Labyrinths are as old as humanity, the proving grounds of heroes, the paths of pilgrims, symbols of spiritual rebirth and pleasure gardens for pure entertainment. Henry Eliot leads us on a twisting journey through the world of mazes, real and imagined, unraveling our ancient, abiding relationship with them and exploring why they continue to fascinate us, from Kafka to Kubrick to the myth of the Minotaur and a quest to solve the disappearance of the legendary Maze King.
Are you ready to step inside?
PUBLISHERS WEEKLY
Eliot, Penguin Press's creative editor, presents a captivating and informative ode to the maze, from ancient myths to modern-day gardens and theme parks.
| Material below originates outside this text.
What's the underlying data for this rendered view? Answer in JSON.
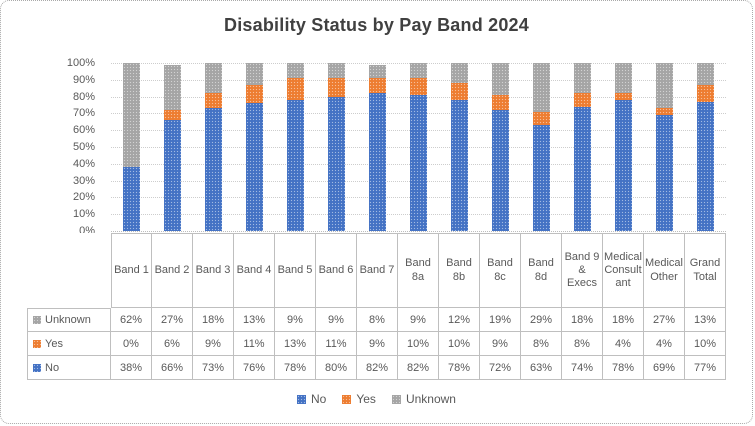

Illustrator Quibe provides fanciful line drawings, and the book's whimsical, mildly disorienting layout requires the reader to turn it upside down, to the side, right side up again, and so on. Woven throughout is the story of Theseus, the Greek hero who slew the minotaur Asterion and escaped King Minos's labyrinth. Eliot also traces the history of the maze through Leonardo da Vinci's sketches and the French King Louis XIV's palace at Versailles, and analyzes mazes from the writings of Franz Kafka, Victor Hugo, Umberto Eco, and others. He investigates the enigma of Greg Bright, the "Maze King," who began his very successful maze-making career at age 19 in 1971 and then disappeared, becoming a recluse. The most striking passages concern the metaphorical meanings of mazes namely, birth, rebirth, and death that have remained remarkably consistent over millennia and across cultures. He astutely notes during a meditation on Goethe's Faust that "the pleasure of mazes, or irrg rten as they are called in German, is not in being lost, but in what is found through being lost." Getting lost and found in Eliot's contemplative prose and Quibe's clever drawings is a similarly gratifying experience.